Se il cristianesimo è solo «un’eccellente materia di insegnamento», sono avvantaggiati i competenti, quelli che conoscono queste verità anche per mestiere. Se invece la certezza nasce dallo stupore di un incontro, questo può gratuitamente capitare a chiunque.
DANNEELS: Lo ha detto Gesù stesso: Ti benedico, Padre, che hai rivelato queste cose ai piccoli e agli ignoranti e non agli intelligenti. Da questo Gesù rimaneva stupito, di questo si stupiva nello Spirito. È uno dei pochi episodi in cui il Vangelo mette in risalto lo stupore di Gesù, che era rimasto pure stupito dalla fede del centurione. È questo che commuove il cuore di Dio. Vedere lo stupore degli uomini davanti ai gesti della Sua grazia è ciò che stupisce e commuove il cuore di Dio.
Nel libro Il mito del mondo nuovo Erich Voegelin spiega che nella fede cristiana gli gnostici vedevano un «elemento di insicurezza». Per cancellare questo senso di vertigine, di precarietà, si spingevano alla «ricerca di un più saldo fondamento della loro esistenza nel mondo» attraverso «la creazione di certezze immaginarie». La certezza della fede è dunque una certezza “insicura”?
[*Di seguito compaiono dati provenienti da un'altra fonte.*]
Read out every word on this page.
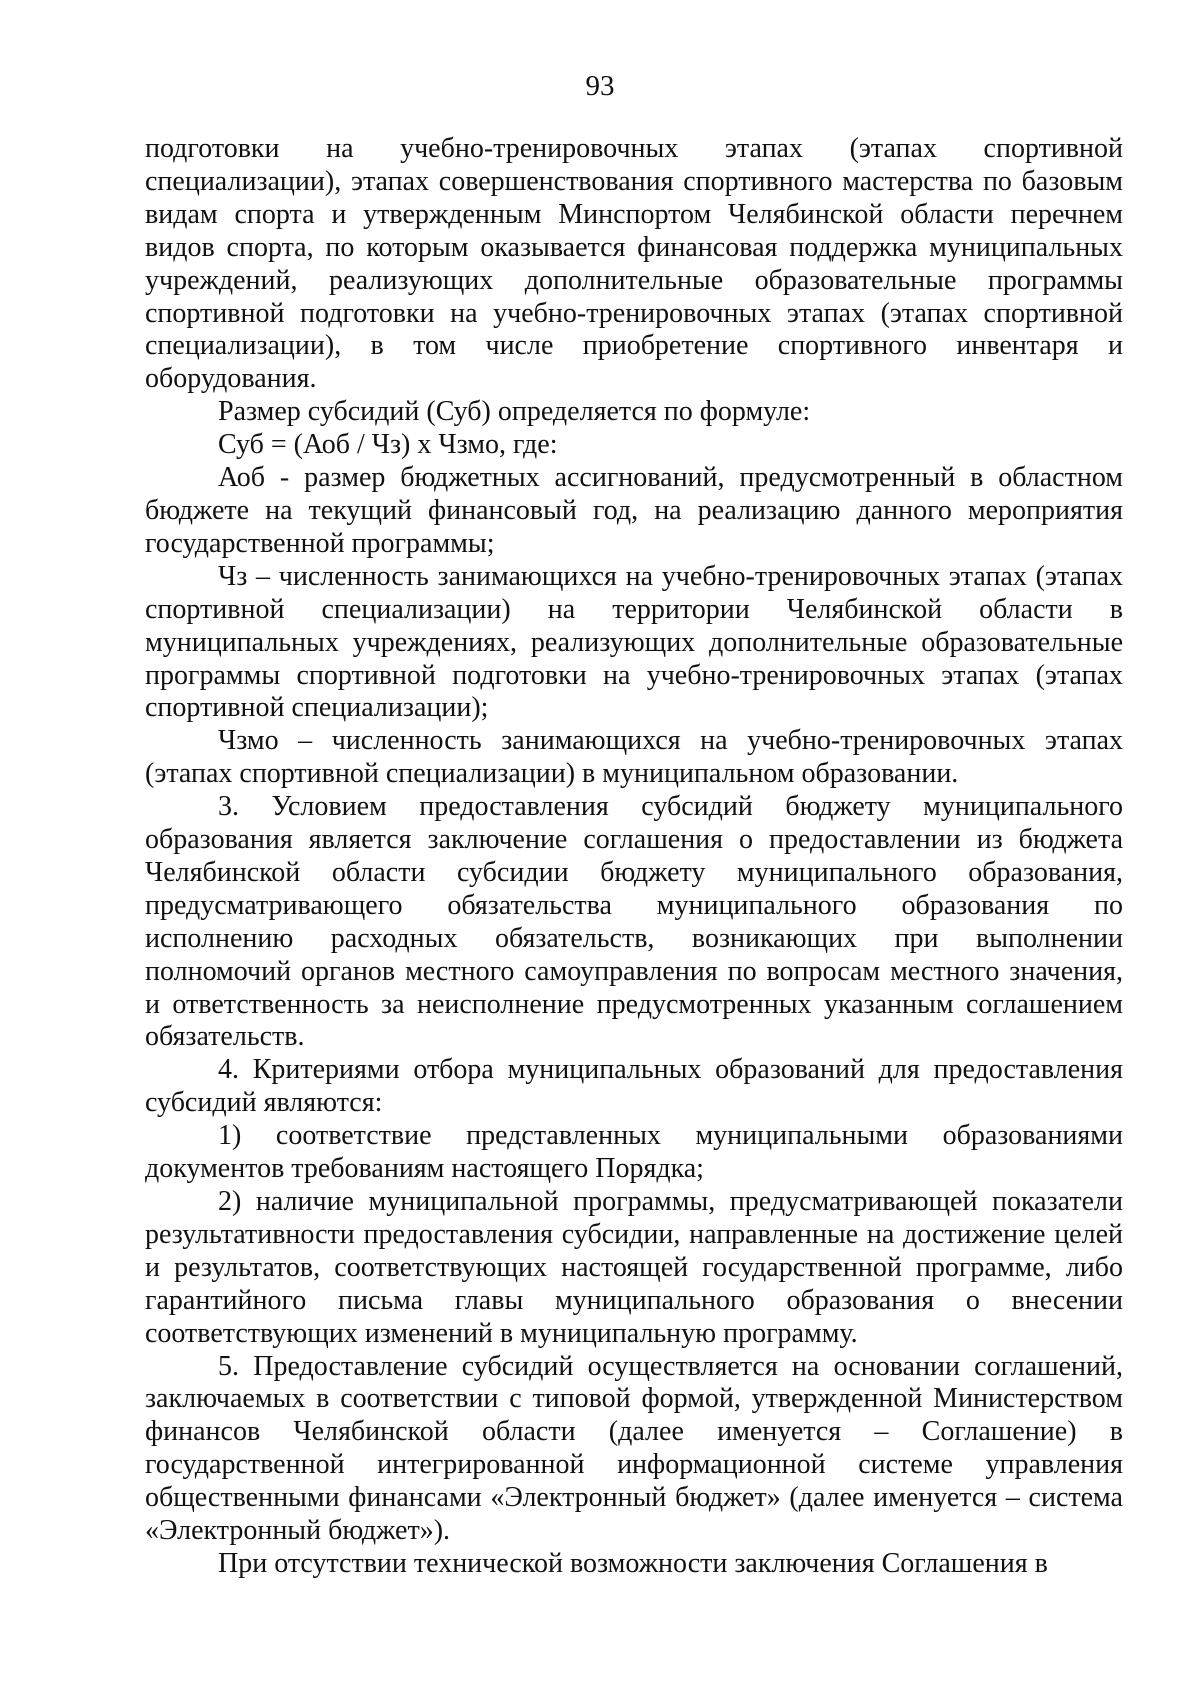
93

подготовки на учебно-тренировочных этапах (этапах спортивной специализации), этапах совершенствования спортивного мастерства по базовым видам спорта и утвержденным Минспортом Челябинской области перечнем видов спорта, по которым оказывается финансовая поддержка муниципальных учреждений, реализующих дополнительные образовательные программы спортивной подготовки на учебно-тренировочных этапах (этапах спортивной специализации), в том числе приобретение спортивного инвентаря и оборудования.

Размер субсидий (Суб) определяется по формуле:

Суб = (Аоб / Чз) х Чзмо, где:

Аоб - размер бюджетных ассигнований, предусмотренный в областном бюджете на текущий финансовый год, на реализацию данного мероприятия государственной программы;

Чз – численность занимающихся на учебно-тренировочных этапах (этапах спортивной специализации) на территории Челябинской области в муниципальных учреждениях, реализующих дополнительные образовательные программы спортивной подготовки на учебно-тренировочных этапах (этапах спортивной специализации);

Чзмо – численность занимающихся на учебно-тренировочных этапах (этапах спортивной специализации) в муниципальном образовании.

3. Условием предоставления субсидий бюджету муниципального образования является заключение соглашения о предоставлении из бюджета Челябинской области субсидии бюджету муниципального образования, предусматривающего обязательства муниципального образования по исполнению расходных обязательств, возникающих при выполнении полномочий органов местного самоуправления по вопросам местного значения, и ответственность за неисполнение предусмотренных указанным соглашением обязательств.

4. Критериями отбора муниципальных образований для предоставления субсидий являются:

1) соответствие представленных муниципальными образованиями документов требованиям настоящего Порядка;

2) наличие муниципальной программы, предусматривающей показатели результативности предоставления субсидии, направленные на достижение целей и результатов, соответствующих настоящей государственной программе, либо гарантийного письма главы муниципального образования о внесении соответствующих изменений в муниципальную программу.

5. Предоставление субсидий осуществляется на основании соглашений, заключаемых в соответствии с типовой формой, утвержденной Министерством финансов Челябинской области (далее именуется – Соглашение) в государственной интегрированной информационной системе управления общественными финансами «Электронный бюджет» (далее именуется – система «Электронный бюджет»).

При отсутствии технической возможности заключения Соглашения в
DANNEELS: La grazia della fede dà una certezza umanissima, ma non è mai una certezza fabbricata, intesa come possesso acquisito, come dominio sulla realtà che l’uomo può maneggiare e riprodurre. Chi segue Gesù non può immaginare già prima di partire come saranno tutti i passi del viaggio. Gli apostoli che lo seguivano mettevano i loro passi dietro ai suoi, ma non immaginavano che Lui andasse verso la croce e la resurrezione. Erano come bambini che seguono il padre che cammina nella neve, e non vedono davanti a sé perché la schiena del padre è troppo larga. Ma con loro c’è il papà, e allora camminano contenti e sicuri. La certezza cristiana, come accenna il salmo, ha la stessa dinamica dello stupore e dell’abbandono del bambino in braccio a sua madre. Per questo mi lasciano perplesso quelle tesi teologiche che pretendono di razionalizzare anche i misteri dell’escatologia, a partire dal concetto filosofico di eternità. Dei misteri ultimi sappiamo poche cose. Sappiamo che ci abbraccerà la misericordia. Ma non sappiamo tutto. Voler andare oltre, voler razionalizzare in un sistema senza rispettare umilmente tutti i dati evangelici, è come volersi impossessare del Mistero.